The heirs of the deceased may be allowed to be substituted for the deceased,
without requiring the appointment of an executor or administrator and the court may
appoint a guardian ad litem for the minor heirs.

The court shall forthwith order said legal representative or representatives to appear
and be substituted within a period of thirty (30) days from notice.

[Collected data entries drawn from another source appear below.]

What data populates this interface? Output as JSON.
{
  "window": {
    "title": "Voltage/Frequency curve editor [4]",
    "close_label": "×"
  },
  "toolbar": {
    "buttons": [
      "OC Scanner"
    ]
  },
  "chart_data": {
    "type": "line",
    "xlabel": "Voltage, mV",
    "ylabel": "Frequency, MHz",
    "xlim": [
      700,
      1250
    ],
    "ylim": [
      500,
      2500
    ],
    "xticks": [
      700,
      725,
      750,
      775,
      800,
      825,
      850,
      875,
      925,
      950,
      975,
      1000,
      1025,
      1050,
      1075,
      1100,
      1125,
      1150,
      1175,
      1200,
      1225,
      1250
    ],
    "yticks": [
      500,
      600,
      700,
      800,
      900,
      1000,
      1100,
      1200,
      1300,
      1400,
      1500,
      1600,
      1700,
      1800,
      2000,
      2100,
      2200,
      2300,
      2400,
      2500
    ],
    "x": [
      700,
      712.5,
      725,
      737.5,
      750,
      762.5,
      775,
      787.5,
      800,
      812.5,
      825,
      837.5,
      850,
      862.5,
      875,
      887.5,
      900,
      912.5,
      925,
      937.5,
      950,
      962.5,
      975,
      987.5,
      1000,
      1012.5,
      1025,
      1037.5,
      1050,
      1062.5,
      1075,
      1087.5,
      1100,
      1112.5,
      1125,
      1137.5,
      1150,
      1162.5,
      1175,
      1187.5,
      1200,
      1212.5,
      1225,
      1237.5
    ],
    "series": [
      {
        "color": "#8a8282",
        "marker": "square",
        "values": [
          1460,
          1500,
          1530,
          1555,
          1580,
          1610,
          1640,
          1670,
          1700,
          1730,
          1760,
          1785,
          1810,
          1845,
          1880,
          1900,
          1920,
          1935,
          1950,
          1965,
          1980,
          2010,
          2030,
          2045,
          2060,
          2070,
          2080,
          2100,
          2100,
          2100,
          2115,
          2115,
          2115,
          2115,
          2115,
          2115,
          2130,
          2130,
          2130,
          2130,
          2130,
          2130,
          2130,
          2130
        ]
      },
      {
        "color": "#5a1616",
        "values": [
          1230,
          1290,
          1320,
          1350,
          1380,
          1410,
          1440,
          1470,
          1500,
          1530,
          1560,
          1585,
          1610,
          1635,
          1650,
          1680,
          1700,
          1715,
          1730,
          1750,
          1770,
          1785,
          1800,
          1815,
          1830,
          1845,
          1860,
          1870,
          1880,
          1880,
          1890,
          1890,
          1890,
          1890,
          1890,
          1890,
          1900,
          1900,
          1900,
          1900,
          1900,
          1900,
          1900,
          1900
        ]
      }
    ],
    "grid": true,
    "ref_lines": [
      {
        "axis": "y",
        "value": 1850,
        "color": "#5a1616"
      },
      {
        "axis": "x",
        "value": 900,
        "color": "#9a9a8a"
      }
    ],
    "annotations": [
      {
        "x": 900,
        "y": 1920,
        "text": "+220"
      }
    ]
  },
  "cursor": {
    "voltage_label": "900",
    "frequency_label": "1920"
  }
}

If no legal representative is named by the counsel for the deceased party, or if the
one so named shall fail to appear within the specified period, the court may order
the opposing party, within a specified time, to procure the appointment of an
executor or administrator for the estate of the deceased and the latter shall
immediately appear for and on behalf of the deceased. The court charges in
procuring such appointment, if defrayed by the opposing party, may be recovered as
costs."

17
Aguas v. Llemos, 5 SCRA 959 (1962).

18
Vda. de Dela Cruz v. Court of Appeals, 88 SCRA 695 (1979) citing Caseas v. Rosales,
19 SCRA 462 (1967), Caisip, et al. v. Hon. Cabangon & Pineda, 109 Phil. 150 (1960)
and Bonilla v. Barcena, 71 SCRA 491 (1976).

19
Vda. de Salazar v. Court of Appeals, 250 SCRA 305 (1995).

20
Ibid.

21
Ferreria, et al. v. Vda. de Gonzales, et al., 104 Phil. 143 (1958).

22
Ibid.

23
Supra, see note 19.

24
Riviera Filipina, Inc. v. Court of Appeals, G.R. No. 117355, April 5, 2002.

25
TSN, February 3, 1989, pp. 1-2.

26
Supra, see note 21.

27
Records of Civil Case No. L-006, p. 162.

28
Section 7, Rule 3 of the 1997 Rules of Civil Procedure.